# 팔할(八割)이 바람



## Mallarme

서정주의 "자화상"에 나오는 단어인데요, 뜻을 도저히 못 찾겠어요.



> 스물세 해 동안 나를 키운 건 *팔할(八割)이 바람*이다.
> 세상은 가도가도 부끄럽기만 하드라.
> 어떤 이는 내 눈에서 죄인(罪人)을 읽고 가고
> 어떤 이는 내 입에서 천치(天痴)를 읽고 가나
> 나는 아무것도 뉘우치진 않을란다.



아시는 분들에게 팔할이 바람이 어떤 바람인지 설명해주시기를 부탁합니다!


----------



## chemnerd

1할은 10% 예요. 8할이면 80%입니다.

어린 시절과 청소년기에는 대체로 부모님 보살핌 속에서 자라는 것이 일반적인데 그와 대조적으로 팔할 바람이 키웠다는 표현에서 화자의 외로웠던, 평탄치 않았던 삶을 읽을 수 있습니다.

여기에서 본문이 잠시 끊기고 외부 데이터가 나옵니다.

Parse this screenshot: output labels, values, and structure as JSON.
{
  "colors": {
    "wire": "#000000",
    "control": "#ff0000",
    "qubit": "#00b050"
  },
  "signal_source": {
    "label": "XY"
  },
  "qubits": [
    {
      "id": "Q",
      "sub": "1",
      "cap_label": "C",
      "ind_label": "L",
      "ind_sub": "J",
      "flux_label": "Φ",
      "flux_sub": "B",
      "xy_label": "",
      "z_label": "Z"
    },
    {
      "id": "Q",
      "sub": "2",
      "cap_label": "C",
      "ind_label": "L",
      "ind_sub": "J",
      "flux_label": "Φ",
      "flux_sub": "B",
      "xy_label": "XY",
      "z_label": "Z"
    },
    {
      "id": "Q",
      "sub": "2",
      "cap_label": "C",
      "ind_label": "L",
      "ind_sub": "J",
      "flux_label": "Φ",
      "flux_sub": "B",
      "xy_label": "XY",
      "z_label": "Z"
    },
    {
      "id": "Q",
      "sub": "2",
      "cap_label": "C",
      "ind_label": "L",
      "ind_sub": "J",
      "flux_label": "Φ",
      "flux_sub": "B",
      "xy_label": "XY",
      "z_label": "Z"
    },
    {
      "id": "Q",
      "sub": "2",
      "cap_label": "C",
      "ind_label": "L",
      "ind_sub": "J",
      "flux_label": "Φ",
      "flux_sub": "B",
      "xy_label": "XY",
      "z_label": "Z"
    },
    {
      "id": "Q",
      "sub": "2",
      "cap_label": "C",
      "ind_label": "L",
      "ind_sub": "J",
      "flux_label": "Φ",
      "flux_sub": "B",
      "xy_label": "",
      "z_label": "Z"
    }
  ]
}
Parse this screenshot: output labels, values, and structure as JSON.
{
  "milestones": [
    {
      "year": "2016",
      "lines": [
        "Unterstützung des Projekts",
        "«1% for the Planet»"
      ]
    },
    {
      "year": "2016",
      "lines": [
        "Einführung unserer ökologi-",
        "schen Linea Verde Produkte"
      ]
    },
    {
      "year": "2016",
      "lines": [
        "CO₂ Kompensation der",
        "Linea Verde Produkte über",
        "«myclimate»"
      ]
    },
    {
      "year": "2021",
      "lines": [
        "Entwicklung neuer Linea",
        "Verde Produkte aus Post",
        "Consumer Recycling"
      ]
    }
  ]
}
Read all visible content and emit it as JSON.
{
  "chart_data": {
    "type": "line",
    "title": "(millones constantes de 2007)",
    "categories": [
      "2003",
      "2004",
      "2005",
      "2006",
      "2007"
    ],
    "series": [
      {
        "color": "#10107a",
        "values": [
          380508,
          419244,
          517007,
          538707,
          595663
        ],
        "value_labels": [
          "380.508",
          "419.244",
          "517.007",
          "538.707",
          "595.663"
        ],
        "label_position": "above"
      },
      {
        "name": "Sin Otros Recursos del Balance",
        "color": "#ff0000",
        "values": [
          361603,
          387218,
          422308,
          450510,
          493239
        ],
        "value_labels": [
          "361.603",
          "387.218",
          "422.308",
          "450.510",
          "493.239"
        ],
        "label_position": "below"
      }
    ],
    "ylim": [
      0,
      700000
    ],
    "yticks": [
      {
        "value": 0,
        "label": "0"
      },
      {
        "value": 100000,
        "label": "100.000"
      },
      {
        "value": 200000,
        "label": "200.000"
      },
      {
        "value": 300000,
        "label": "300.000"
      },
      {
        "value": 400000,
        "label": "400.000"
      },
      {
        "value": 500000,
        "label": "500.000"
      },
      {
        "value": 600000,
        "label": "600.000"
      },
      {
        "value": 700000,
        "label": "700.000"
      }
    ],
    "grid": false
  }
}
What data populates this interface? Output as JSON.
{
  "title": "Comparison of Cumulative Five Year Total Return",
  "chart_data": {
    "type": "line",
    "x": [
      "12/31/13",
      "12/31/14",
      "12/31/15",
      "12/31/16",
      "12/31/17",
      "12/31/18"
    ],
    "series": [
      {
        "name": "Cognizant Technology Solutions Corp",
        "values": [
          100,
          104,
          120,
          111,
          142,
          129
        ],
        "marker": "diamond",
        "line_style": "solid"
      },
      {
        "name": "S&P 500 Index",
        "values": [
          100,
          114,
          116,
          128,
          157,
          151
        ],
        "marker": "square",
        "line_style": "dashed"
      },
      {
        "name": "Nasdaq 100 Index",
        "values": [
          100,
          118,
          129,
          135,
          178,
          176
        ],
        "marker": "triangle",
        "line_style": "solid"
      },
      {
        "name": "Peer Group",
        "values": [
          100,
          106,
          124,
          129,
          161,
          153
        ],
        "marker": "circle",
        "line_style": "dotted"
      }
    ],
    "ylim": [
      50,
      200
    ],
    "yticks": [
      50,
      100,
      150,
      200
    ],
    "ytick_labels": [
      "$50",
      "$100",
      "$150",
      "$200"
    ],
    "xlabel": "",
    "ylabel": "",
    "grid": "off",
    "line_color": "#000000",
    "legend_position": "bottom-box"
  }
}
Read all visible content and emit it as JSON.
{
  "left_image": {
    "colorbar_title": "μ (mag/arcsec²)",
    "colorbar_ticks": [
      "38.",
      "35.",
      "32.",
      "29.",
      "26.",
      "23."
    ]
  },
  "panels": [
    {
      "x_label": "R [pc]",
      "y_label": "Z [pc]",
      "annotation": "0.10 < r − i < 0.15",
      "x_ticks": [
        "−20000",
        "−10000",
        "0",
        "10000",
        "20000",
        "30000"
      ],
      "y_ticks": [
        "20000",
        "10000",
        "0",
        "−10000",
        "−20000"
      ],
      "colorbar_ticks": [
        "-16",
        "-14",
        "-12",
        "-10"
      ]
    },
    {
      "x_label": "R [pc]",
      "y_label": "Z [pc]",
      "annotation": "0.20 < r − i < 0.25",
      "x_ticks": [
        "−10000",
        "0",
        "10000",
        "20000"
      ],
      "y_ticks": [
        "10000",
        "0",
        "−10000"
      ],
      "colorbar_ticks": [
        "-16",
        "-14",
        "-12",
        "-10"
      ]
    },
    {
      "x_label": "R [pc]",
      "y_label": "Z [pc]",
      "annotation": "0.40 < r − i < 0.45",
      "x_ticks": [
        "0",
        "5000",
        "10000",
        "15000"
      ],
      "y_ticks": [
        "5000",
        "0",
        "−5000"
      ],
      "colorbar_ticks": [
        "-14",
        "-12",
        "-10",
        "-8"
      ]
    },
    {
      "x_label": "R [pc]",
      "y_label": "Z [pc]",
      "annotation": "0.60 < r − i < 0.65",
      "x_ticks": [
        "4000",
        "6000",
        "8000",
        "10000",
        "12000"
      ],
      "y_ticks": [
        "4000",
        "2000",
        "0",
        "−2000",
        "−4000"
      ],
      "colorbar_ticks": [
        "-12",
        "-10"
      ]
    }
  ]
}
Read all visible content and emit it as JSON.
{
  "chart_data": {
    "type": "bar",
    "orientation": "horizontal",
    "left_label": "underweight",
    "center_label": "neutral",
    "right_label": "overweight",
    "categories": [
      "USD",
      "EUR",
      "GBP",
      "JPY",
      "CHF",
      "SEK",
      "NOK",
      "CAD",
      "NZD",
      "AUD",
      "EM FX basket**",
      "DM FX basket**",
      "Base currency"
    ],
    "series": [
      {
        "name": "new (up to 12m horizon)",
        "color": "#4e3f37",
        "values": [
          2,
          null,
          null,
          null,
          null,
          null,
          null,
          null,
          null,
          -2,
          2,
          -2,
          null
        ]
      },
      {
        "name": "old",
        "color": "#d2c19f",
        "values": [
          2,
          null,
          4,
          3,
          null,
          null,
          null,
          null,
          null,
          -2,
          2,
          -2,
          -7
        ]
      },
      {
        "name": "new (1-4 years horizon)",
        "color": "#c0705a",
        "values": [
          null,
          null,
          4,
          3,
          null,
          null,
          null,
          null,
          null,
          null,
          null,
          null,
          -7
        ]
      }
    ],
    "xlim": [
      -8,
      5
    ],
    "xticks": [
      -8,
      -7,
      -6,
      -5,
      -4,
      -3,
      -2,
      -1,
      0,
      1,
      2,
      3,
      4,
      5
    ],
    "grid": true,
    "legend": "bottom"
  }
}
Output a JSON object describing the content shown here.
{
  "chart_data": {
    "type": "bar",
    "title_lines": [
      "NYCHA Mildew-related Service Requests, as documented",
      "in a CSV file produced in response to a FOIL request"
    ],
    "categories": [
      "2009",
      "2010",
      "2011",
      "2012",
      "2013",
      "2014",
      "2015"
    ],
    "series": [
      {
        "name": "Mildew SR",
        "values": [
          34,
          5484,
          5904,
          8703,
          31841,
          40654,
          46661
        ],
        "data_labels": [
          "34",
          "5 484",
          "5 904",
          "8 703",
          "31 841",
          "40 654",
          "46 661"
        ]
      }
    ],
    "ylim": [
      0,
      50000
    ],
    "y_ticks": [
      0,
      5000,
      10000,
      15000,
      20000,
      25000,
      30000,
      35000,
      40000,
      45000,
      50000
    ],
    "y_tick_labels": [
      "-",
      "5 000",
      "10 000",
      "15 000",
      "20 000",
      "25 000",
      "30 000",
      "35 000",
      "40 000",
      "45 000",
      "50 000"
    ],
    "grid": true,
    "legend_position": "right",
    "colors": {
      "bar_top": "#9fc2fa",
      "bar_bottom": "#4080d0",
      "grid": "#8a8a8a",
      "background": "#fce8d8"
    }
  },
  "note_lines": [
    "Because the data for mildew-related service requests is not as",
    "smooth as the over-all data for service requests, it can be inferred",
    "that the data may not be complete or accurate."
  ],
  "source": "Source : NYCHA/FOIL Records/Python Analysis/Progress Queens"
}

=> '아시는 분'은 쓸 필요 없어요. '팔할 바람이 어떤 바람인지 설명해주시길 부탁드립니다.' 라고 쓰거나 혹은 ' '팔할이 바람이다'라는 이 구절이 무슨 뜻인지 답변 부탁드립니다'로 고쳐쓸 수 있겠네요.


----------



## ashitano

소수점을 '할' '푼' '리' 로 읽어서 예를 들면 0.358 이라는 숫자는 '3할 5푼 6리'로 읽죠. 
그러니깐 8할은 0.8이에요.
'나를 키운건 8할이 바람이다'라는 표현의 의미는 '내 인생 대부분은 바람이다' 라는 의미로, 힘들게 살았단 뜻이네요!!


----------



## Mallarme

chemnerd님과 ashitano님, 정말 고맙습니다! 도움이 많이 됩니다. 그리고, 제 문장을 수정해주셔서 고맙습니다, chemnerd님!


----------